Aperçue le 27 février 1826, à Johanberg, par Biela ,
elle fut observée dix jours après à Marseille, par
Gambart. Celui-ci montra que cette comète
était identique avec celle qui avait paru en 1772 et 1805; il en
calcula les éléments,
et en établit la périodicité. Ce
qui en faisait la troisième comète, après celles de
Halley
et de Encke dont l'orbite
ait été calculée. Elle accomplissait sa révolution
en 6,75 ans (2417 jours). Son mouvement était
direct;
sa distance au Soleil
au périhélie, 0,87 UA;
sa distance aphélie, 6,33 UA; son demi-grand
axe, 3,6 UA. Elle n'était visible qu'au télescope et
n'avait pas de queue.
A son apparition
de 1846, elle a présenté un phénomène très
singulier : après l'avoir vue d'abord simple, comme dans les apparitions
précédentes, on la revit dédoublée, c'est-à-dire
divisée en deux autres comètes inégales, très
voisines l'une de l'autre et continuant à décrire à
peu près le même orbite que précédemment. On
parla alors aussi de deux noyaux, l'un boréal, l'autre austral
[1]. Lors de sa réapparition en 1852, elle était
encore double.
On a remarqué
que la durée de la révolution du noyau boréal est
un peu plus courte que celle du noyau austral. Voulant en donner les éléments,
il s'aperçut qu'une orbite parabolique ne pouvait lui convenir.

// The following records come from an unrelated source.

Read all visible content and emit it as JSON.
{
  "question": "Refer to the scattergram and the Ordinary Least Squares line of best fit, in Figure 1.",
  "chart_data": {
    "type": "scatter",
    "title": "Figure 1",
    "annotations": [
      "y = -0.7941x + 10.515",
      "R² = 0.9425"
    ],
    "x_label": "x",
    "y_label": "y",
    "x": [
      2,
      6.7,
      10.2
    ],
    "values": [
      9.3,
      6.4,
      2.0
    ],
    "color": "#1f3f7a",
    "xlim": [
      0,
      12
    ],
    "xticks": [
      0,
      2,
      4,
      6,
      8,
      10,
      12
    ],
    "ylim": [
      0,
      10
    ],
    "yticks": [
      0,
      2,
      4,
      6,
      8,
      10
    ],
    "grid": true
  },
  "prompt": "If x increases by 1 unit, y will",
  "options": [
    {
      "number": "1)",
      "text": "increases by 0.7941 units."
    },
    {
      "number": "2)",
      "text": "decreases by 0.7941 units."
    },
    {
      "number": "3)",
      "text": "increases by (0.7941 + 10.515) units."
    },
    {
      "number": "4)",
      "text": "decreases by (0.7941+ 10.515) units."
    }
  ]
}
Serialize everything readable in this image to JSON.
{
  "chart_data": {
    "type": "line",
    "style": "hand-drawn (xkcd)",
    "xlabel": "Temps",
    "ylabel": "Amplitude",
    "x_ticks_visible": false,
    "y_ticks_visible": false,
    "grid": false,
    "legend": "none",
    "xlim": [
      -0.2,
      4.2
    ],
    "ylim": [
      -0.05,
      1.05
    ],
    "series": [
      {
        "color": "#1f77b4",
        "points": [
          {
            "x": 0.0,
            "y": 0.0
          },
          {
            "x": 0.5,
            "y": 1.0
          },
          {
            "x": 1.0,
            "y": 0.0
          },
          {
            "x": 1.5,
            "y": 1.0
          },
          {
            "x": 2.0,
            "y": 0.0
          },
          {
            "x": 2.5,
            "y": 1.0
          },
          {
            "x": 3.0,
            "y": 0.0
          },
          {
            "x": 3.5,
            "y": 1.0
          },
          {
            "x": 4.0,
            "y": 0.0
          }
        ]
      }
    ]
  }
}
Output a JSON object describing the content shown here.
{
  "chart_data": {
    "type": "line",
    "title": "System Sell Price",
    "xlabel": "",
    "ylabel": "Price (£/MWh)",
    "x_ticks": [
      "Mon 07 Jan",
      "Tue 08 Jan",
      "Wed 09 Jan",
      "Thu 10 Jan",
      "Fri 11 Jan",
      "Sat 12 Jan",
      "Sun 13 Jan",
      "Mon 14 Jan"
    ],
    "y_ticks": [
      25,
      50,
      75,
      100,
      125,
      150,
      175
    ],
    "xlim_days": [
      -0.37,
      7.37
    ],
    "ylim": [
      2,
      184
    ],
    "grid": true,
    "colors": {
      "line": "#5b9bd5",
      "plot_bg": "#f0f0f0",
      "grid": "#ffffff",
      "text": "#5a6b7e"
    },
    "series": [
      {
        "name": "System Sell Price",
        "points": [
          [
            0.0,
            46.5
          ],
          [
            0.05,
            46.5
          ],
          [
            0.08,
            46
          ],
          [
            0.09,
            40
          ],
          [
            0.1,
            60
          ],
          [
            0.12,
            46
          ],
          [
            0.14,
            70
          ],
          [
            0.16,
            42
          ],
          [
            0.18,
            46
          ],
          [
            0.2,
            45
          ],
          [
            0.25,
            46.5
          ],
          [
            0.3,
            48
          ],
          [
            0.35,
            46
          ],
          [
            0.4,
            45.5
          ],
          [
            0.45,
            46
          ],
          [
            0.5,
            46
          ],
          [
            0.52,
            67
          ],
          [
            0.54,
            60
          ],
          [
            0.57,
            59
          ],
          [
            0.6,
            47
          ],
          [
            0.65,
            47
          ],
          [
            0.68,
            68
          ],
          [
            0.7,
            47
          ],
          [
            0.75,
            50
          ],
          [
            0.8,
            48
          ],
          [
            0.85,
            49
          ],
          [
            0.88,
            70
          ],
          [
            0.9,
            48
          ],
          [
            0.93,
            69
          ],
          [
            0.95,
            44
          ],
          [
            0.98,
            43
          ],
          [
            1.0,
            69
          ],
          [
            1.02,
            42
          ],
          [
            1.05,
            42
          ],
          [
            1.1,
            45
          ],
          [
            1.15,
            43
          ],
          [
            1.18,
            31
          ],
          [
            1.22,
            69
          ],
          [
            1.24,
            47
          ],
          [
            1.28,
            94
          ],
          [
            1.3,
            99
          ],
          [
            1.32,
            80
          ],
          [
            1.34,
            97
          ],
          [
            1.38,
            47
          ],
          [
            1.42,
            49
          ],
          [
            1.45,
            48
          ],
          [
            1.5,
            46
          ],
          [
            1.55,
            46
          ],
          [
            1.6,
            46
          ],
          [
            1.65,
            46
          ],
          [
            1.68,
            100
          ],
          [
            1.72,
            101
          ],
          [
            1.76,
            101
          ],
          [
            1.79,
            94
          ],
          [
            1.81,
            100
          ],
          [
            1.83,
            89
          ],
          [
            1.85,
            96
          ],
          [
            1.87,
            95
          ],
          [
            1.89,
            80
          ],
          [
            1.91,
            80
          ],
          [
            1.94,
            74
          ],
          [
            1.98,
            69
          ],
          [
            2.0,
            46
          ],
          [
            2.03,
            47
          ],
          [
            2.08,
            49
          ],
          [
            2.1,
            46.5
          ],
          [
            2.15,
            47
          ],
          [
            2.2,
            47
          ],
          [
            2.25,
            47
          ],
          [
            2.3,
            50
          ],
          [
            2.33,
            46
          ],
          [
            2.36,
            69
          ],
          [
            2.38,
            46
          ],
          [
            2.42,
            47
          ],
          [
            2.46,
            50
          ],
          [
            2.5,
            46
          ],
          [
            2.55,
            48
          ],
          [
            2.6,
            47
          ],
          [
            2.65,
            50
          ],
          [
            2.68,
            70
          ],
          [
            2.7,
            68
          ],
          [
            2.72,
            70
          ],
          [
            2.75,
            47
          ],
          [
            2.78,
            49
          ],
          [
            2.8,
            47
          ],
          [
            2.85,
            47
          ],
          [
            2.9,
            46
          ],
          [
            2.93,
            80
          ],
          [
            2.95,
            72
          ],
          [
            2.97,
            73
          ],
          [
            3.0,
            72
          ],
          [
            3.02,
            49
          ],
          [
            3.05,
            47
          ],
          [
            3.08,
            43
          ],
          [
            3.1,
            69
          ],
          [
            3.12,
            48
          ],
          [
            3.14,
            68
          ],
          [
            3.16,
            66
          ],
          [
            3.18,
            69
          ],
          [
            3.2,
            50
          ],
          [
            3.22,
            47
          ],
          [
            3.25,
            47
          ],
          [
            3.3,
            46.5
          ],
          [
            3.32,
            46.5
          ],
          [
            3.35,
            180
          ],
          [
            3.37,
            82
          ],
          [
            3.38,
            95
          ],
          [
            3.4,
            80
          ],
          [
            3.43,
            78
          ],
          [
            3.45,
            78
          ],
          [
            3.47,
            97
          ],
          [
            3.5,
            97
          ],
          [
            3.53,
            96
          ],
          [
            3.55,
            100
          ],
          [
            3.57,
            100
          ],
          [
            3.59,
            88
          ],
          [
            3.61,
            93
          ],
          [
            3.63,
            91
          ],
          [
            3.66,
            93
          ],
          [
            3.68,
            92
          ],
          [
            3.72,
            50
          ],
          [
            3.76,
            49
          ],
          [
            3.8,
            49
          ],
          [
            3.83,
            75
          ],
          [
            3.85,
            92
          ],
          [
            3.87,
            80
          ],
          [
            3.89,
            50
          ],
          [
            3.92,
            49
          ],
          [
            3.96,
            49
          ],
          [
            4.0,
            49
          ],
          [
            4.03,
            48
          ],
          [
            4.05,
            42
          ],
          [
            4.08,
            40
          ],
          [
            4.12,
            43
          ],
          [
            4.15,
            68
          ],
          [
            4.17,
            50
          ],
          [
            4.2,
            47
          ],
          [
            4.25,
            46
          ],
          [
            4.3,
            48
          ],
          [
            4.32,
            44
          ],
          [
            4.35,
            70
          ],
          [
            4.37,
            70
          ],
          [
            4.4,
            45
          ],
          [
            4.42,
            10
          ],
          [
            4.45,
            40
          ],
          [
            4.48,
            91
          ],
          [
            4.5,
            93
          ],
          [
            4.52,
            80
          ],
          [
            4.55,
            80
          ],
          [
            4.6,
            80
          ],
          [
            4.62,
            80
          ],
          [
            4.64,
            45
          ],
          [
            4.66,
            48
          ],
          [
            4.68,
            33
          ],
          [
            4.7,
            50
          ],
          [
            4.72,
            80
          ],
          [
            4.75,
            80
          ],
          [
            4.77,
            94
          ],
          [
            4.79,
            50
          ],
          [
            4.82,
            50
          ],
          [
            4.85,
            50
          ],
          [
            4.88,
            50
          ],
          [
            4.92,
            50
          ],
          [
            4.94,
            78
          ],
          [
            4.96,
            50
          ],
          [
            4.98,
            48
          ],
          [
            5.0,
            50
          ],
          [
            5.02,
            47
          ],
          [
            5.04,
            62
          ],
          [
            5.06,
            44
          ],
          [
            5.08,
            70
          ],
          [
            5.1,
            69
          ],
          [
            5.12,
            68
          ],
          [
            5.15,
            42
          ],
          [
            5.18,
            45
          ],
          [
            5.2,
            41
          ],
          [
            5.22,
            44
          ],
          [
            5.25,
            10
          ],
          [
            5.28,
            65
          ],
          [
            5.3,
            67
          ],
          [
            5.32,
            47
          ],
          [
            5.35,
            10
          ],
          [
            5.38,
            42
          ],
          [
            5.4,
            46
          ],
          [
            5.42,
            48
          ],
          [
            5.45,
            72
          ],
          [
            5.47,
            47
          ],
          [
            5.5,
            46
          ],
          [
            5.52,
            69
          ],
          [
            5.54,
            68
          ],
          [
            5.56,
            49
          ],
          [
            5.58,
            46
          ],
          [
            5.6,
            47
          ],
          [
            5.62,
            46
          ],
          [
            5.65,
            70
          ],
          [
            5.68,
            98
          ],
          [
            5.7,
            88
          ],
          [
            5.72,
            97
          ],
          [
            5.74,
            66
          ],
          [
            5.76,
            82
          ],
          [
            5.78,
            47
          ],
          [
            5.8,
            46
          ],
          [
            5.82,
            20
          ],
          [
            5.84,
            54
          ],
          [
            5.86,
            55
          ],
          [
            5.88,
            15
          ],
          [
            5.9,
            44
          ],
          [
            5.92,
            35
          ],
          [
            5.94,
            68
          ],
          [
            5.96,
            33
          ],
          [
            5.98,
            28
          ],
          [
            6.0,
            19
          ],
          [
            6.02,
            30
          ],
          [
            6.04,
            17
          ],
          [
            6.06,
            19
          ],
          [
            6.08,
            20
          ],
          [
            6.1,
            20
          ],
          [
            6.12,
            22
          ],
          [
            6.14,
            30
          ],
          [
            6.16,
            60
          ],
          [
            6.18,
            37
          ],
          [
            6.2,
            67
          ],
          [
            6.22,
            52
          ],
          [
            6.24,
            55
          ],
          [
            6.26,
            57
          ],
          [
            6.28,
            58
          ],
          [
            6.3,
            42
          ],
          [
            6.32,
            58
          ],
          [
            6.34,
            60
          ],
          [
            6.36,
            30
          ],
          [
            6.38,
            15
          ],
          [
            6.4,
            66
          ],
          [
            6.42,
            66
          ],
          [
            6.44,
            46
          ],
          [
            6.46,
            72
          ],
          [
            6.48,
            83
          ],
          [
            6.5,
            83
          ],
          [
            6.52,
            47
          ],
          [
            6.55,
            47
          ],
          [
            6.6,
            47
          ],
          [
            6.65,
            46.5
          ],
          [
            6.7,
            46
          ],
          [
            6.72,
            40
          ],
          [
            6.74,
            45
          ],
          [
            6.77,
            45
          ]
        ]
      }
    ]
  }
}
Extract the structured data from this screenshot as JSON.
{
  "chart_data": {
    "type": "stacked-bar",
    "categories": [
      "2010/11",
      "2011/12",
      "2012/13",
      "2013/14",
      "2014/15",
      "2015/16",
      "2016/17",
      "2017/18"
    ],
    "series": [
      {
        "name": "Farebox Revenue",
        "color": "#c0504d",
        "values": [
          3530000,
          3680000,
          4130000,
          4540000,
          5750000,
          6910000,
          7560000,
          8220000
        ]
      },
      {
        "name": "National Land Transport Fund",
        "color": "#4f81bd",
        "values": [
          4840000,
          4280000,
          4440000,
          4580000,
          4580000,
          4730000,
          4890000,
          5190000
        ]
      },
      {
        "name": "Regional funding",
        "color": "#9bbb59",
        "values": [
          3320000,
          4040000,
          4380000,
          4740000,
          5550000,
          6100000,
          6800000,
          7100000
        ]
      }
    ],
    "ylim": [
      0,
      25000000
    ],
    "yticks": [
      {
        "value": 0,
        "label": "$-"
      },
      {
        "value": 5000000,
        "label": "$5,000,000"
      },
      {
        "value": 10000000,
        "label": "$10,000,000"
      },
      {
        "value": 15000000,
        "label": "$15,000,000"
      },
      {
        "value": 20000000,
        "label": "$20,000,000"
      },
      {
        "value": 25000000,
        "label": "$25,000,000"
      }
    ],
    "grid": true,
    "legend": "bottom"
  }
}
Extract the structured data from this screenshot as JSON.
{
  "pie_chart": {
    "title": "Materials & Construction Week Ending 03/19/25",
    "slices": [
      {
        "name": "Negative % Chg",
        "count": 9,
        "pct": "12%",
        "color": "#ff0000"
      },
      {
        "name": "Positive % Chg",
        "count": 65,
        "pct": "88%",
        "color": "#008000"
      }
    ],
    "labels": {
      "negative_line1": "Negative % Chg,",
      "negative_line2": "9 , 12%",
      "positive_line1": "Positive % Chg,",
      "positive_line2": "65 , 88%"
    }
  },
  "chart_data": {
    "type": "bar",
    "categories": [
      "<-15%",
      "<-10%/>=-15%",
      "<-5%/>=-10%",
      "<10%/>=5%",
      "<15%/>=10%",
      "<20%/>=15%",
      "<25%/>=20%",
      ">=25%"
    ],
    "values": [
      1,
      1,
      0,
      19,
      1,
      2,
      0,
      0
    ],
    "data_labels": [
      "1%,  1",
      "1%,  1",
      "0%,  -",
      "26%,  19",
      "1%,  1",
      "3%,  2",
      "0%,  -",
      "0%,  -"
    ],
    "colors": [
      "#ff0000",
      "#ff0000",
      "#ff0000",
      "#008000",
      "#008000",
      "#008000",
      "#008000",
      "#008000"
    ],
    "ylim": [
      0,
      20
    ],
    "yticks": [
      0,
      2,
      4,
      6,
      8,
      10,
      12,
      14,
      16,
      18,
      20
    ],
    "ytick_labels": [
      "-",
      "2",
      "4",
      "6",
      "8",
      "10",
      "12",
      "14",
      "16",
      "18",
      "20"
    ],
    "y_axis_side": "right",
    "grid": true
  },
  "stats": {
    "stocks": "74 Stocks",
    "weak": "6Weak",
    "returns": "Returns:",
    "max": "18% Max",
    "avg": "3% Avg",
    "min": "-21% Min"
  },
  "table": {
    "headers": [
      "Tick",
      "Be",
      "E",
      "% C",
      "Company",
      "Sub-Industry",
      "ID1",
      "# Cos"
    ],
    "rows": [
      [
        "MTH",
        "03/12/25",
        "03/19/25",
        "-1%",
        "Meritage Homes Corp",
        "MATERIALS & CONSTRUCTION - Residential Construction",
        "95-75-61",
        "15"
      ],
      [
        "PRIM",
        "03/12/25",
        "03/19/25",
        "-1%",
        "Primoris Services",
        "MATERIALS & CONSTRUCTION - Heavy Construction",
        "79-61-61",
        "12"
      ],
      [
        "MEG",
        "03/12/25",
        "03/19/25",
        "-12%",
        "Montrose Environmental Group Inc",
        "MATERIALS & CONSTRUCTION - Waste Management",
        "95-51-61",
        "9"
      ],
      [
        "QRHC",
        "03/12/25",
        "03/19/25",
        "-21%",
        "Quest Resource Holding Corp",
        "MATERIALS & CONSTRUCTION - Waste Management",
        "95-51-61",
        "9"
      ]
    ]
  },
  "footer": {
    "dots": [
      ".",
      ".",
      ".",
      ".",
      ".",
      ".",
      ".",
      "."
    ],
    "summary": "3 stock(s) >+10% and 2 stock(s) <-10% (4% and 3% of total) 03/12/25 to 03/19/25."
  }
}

Sa périodicité ayant été établie, Goldschmidt ,
à Goettingen, en calcula les éléments elliptiques.
On
ne l'a plus revue depuis. D'autres comètes ont cependant montré
depuis le fractionnement de leur noyau à l'approche du Soleil. Par
exemple, la comète de West ou encore, plus récemment, l'étonnante
comète Schwassmann-Wachmann
3.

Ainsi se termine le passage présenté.